2. Rinse the rice, dal well and soak it with water for 30 minutes. Soaking it in water lends softness and easy cooking to the rice.
3. Drain the water completely from the rice and dal.
4. Chop the shallots, garlic flakes, and tomato roughly. I suggest using shallots / small onion and country / naatu tomato for a traditional taste, not the regular onions or hybrid tomatoes.
5. Also, measure the turmeric powder, sambar powder, required salt, and keep by side.
6. The ingredients kept in the pic are ‘To Temper‘.
7. In a pressure cooker, heat 2 tbsp of oil or ghee. Then, add the mustard seeds, once it starts to splutter, add the jeera, red chilli, curry leaves and sprinkle the hing. Give a quick stir till you get a nice aroma.
8. Add the shallots and saute till translucent. Then, add the tomatoes and just saute it roughly, no need to make it mushy.
9. Add the turmeric powder, sambar powder, required salt and give a quick stir.

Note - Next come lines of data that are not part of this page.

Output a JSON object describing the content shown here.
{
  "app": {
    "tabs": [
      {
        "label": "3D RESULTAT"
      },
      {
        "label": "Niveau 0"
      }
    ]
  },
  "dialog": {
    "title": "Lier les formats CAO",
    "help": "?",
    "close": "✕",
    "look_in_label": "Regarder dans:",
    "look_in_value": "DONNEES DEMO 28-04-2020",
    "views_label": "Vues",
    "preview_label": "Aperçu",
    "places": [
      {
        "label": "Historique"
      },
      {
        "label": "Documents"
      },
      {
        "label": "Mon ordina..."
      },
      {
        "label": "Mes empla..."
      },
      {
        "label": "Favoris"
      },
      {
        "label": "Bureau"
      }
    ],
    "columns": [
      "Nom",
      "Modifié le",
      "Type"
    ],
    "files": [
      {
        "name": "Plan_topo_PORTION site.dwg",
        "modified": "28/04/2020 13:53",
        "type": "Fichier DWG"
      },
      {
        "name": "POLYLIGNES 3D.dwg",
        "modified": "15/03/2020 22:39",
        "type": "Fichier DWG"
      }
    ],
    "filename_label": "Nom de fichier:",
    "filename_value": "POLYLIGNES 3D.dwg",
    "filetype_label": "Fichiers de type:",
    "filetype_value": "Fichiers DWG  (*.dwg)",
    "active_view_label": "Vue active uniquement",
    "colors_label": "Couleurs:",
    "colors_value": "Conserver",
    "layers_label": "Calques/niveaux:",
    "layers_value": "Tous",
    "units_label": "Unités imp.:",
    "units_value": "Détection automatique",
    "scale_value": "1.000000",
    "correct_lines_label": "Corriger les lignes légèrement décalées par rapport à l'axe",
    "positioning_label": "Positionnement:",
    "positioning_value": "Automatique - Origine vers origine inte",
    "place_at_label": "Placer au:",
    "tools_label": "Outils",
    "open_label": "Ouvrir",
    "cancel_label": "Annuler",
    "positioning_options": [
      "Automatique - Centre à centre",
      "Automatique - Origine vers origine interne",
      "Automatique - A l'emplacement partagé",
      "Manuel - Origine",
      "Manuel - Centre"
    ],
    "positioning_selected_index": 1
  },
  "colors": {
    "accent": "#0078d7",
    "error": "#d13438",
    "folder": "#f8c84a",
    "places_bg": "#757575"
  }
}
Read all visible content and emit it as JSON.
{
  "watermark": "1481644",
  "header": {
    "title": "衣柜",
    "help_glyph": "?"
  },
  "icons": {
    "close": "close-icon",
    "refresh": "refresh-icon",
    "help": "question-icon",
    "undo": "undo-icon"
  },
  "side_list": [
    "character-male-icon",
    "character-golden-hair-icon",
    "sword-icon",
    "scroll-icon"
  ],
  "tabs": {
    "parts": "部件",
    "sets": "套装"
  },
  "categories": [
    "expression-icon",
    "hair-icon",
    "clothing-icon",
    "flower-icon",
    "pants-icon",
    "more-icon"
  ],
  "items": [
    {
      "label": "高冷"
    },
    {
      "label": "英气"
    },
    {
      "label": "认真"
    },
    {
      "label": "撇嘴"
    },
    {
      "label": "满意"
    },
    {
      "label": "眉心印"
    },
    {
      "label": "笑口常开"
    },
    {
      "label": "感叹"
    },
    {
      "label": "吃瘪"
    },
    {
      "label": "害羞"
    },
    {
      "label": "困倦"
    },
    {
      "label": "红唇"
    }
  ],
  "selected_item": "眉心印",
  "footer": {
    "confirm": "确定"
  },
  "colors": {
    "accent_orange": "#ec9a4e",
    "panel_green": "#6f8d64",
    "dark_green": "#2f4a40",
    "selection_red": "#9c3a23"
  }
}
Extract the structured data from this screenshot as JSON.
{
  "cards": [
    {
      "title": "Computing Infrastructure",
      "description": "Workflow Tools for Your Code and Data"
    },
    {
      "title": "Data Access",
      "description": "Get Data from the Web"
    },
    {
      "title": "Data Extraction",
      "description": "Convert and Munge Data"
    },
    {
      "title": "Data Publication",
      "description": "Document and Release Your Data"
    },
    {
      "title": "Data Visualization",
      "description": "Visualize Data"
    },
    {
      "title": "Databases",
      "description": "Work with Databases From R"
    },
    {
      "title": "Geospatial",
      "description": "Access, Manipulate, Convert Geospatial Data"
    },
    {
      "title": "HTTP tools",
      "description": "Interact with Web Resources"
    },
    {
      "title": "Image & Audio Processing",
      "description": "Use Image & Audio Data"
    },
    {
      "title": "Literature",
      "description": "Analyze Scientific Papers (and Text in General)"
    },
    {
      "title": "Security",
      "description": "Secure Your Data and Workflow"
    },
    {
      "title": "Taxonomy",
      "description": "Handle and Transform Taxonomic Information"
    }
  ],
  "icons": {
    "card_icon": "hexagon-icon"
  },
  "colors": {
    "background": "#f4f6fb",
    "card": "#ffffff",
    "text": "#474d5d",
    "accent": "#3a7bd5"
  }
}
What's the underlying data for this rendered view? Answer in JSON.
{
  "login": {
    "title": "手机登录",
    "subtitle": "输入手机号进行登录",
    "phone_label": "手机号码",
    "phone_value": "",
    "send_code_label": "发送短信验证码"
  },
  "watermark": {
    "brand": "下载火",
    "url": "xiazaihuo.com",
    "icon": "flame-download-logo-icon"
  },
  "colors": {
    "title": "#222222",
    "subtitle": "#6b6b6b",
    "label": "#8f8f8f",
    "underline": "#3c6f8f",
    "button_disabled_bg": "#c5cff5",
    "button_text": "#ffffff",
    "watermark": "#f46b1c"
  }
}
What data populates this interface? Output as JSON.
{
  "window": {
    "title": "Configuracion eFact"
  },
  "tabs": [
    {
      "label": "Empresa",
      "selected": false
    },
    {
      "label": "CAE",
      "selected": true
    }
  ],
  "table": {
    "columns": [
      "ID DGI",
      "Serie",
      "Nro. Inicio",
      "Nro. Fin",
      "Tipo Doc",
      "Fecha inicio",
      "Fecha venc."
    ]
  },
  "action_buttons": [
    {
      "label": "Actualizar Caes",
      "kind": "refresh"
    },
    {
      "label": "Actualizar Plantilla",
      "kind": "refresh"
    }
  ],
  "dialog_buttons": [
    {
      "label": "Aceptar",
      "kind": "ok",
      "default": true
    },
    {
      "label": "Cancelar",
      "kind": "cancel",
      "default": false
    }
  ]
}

10. Now, pour 3.5 cups of water.
11. Once the water starts to boil, add the drained rice and dal.
12. Pressure cook it for 3 whistles. Don,t cook more than that, as this dish is not very mushy like Sambar Sadham, the texture is slightly dry with separate grains.
13. Once the pressure subsides by itself, open the lid. Just fluff it up with a fork and if preferred, drizzle few drops of ghee.
Serve this Arisi Paruppu Sadam Recipe – Coimbatore Style, with Arbi Fry and Koozh Vadam.